Coordenadora do evento, a professora da Faculdade de Medicina, Ana Francisca da Silva falou da grande satisfação em finalmente ver acontecer o evento dedicado à saúde dos surdos do Estado, primeiro a ser promovido na região Norte e mais uma conquista da população surda local. Fisioterapeuta de formação, a docente conta que presenciou a dificuldade pela qual passa essa parcela da sociedade para acessar serviços de saúde e os riscos que correm pela falta de comunicação precisa em uma área tão sensível e necessária para todos.
“A gente precisa pensar estratégias de como promover saúde à pessoa surda, dando a ela o direito de uso da língua materna dela que é a Libras. Precisamos oportunizar esse debate para que sejam criados espaços para se pense em futuros direcionamentos. A Ufam como instituição formadora que promove, além das pesquisas, a integração da comunidade com a pesquisa e é, por isso, que estamos aqui, para promover esse diálogo, dar lugar, dar voz e fala para quem realmente sofre, precisa ter essa fala, que é o surdo. O nosso papel hoje é fazer essa interlocução entre a ciência e a comunidade”, afirmou Ana Francisca.

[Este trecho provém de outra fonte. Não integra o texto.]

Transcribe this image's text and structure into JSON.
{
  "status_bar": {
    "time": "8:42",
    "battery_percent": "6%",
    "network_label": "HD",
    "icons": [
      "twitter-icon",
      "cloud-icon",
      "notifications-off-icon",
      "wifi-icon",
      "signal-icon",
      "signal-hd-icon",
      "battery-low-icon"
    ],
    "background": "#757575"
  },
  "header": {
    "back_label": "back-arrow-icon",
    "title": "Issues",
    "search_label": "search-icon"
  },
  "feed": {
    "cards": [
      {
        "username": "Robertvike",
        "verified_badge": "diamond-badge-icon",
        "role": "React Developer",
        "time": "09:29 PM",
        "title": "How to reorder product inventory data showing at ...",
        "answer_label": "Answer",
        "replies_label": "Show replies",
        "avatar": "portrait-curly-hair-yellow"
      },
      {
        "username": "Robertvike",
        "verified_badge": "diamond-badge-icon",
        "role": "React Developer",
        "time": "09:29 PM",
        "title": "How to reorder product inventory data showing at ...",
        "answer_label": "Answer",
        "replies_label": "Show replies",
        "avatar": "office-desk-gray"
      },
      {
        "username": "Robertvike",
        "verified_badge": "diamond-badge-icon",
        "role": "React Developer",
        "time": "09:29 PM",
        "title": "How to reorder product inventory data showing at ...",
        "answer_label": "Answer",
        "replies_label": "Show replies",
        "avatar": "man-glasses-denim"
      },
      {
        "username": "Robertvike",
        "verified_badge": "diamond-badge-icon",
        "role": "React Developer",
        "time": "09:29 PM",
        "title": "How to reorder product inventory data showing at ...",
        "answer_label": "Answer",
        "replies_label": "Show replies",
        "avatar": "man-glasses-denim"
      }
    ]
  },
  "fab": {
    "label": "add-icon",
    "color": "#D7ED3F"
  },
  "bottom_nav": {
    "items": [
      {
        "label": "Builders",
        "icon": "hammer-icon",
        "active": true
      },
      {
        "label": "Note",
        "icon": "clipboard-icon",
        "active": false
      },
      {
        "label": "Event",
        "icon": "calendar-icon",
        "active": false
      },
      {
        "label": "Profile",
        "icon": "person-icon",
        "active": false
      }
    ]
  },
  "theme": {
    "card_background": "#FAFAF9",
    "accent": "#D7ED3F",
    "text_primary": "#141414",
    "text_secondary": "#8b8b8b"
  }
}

De acordo com professora, a disciplina de Libras é optativa para todos os cursos de graduação. O aluno de medicina, por exemplo, pode cursar Libras, mas a carga horária é pequena, apenas de 60h, o que não garante o domínio da língua. “É um pouco inviável para aprender tudo que é necessário. É preciso ter contato com a comunidade surda mesmo, que é o que estamos fazendo hoje com esse evento”, disse. “Espero que a gente consiga atingir o objetivo que é criar esse documento para nortear a promoção da saúde do surdo na Amazônia. Desejamos que as instituições parceiras consigam enxergar a necessidade de haver a acessibilidade linguística para o surdo na saúde”, revelou a coordenadora.
Palestra de Abertura
Proferida pelo professor do curso de Letras Libras, Hamilton Rodrigues, a palestra “O Surdo Amazônida” mostrou por meio de testemunhos do próprio docente, que é surdo, e de membros da plateia a realidade vivenciada pelas pessoas surdas todas as vezes que procuram atendimento médico. “Que este seja um momento de atenção para que o governo veja que a comunidade surda, as associações e as pessoas que estão se empenhando com projetos, com artigos, com situações que tragam visibilidade para que a saúde do surdo ganhe atenção, que esses projetos sejam mostrados, aprovados e legalizados”, enfatizou o professor.